Hongkong : les pressions de Pékin

Des personnes attendent devant une pharmacie de Pékin, le 15 février 2020
Editorial. En faisant arrêter quinze personnalités du mouvement prodémocratie et en s’arrogeant de
nouvelles prérogatives dans son droit d’intervenir dans les affaires du territoire autonome, la Chine fait monter les tensions.
Editorial du « Monde ». Si la pression sanitaire due au Covid-19 s’allège à Hongkong, sur le plan politique la tension s’accroît. Le 18 avril, quinze personnalités du mouvement prodémocratie de Hongkong ont été arrêtées. Le Bureau de liaison, c’est-à-dire la représentation officielle de Pékin dans le territoire autonome, et l’Agence chinoise des affaires de Hongkong et de Macao qui le supervise à Pékin prétendent s’ingérer dans les affaires de l’île, bien que la Constitution l’interdise.
La police de Hongkong a procédé aux arrestations sur ordre des procureurs, mais il est évident que Pékin les a encouragées. Le territoire est pourtant gouverné selon le principe « un pays, deux systèmes », qui garantit une large autonomie, notamment en matière de justice. La Constitution de Hongkong impose en outre qu’« aucun département du gouvernement central, aucune province, aucune région autonome, aucune municipalité placée directement sous l’autorité du gouvernement central ne [puisse] interférer dans les affaires de la Région administrative spéciale de Hongkong, responsable de les administrer conformément à ses propres lois ».


Les « suspects » hongkongais, dont les avocats Martin Lee, 81 ans, et Albert Ho, deux anciens députés, sont accusés d’avoir participé à des rassemblements non autorisés lors des six mois de manifestations qui ont secoué le territoire de juin à novembre 2019. Ils sauront le 19 mai la peine qu’ils encourent. Ces procédures judiciaires vont limiter leur participation à la vie politique, alors que des élections législatives ont lieu en septembre.
Or, il n’est pas exclu que l’opposition, forte de sa victoire éclatante aux élections locales de novembre 2019 et de la défiance grandissante vis-à-vis de Pékin, puisse pour la première fois obtenir une majorité au Parlement. Une éventualité, auparavant impensable, qui inquiète au plus haut point le pouvoir central.

Offensive larvée aussi contre Taïwan

Le Bureau de liaison a signalé mi-avril son exaspération face aux tactiques – légales –d’obstruction de l’opposition au Parlement de Hongkong. Il a aussi appelé à l’adoption rapide dans la Constitution d’un projet d’article antisécession et antitrahison.
L’impatience de Pékin est aisément déchiffrable : le texte permettrait d’étendre à Hongkong le crime d’atteinte à la sécurité de l’Etat qui, sur le continent, permet d’envoyer en prison pour de longues années tout « dissident » ou « séparatiste ». Critiqué pour ces ingérences, le Bureau de liaison a répondu qu’il n’était pas soumis à la Constitution, pas plus que l’Agence des affaires de Hongkong et Macao à Pékin, mettant dans l’embarras le gouvernement de Hongkong, qui semble lui donner raison, ouvrant la porte à encore d’avantage d’immixtion.
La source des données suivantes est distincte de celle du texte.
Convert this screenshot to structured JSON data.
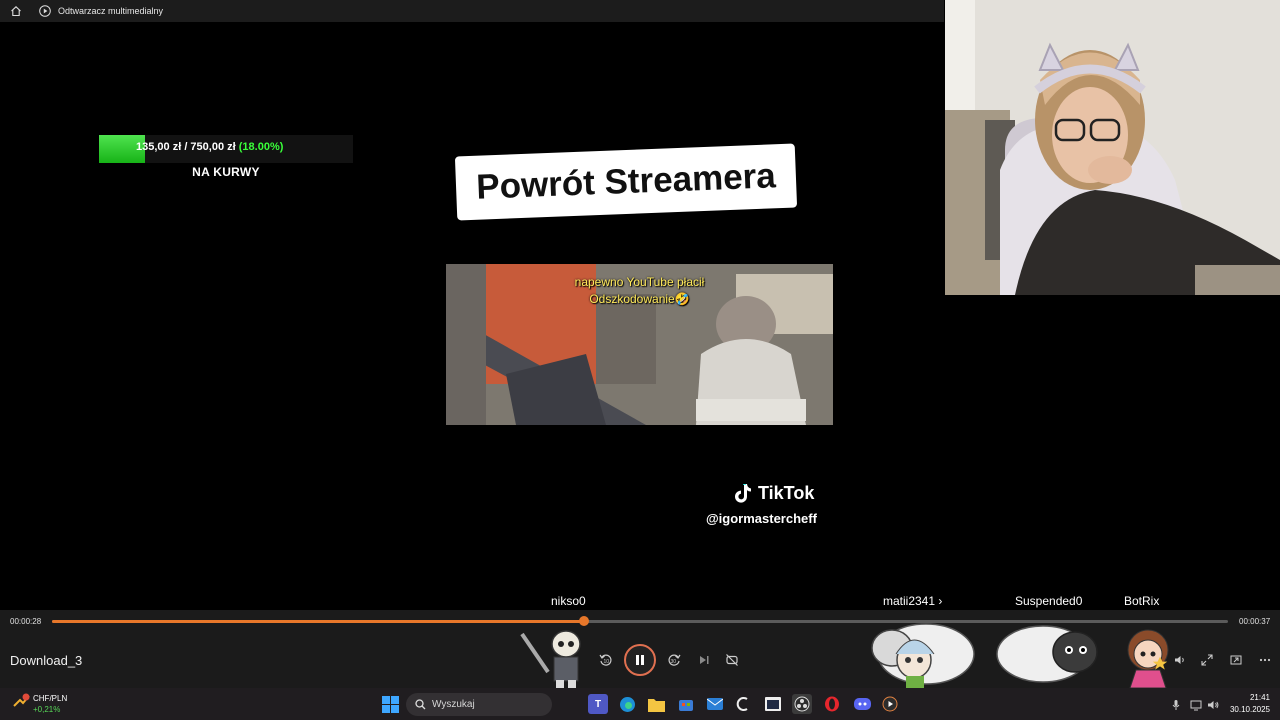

Parallèlement, Pékin mène une offensive larvée contre Taïwan, avec des attaques verbales de plus en plus virulentes, et des manœuvres militaires à proximité de son espace maritime et aérien. Nul doute que la Chine aimerait remettre à sa place la « province renégate » qui profite à ses yeux de la pandémie pour mener campagne afin de retrouver à l’Organisation mondiale de la santé (OMS) le statut d’observateur dont l’a privée Pékin en 2016.
De fait, ces deux territoires, l’un formellement rattaché à la Chine, l’autre souverain malgré sa non-reconnaissance par l’ONU, sont ceux qui ont le mieux géré la crise sanitaire. Aujourd’hui ulcérée par les procès en dissimulation dont elle fait l’objet en Occident, la Chine contre-attaque. Mais cette offensive va seulement contribuer à dégrader encore un peu son image internationale.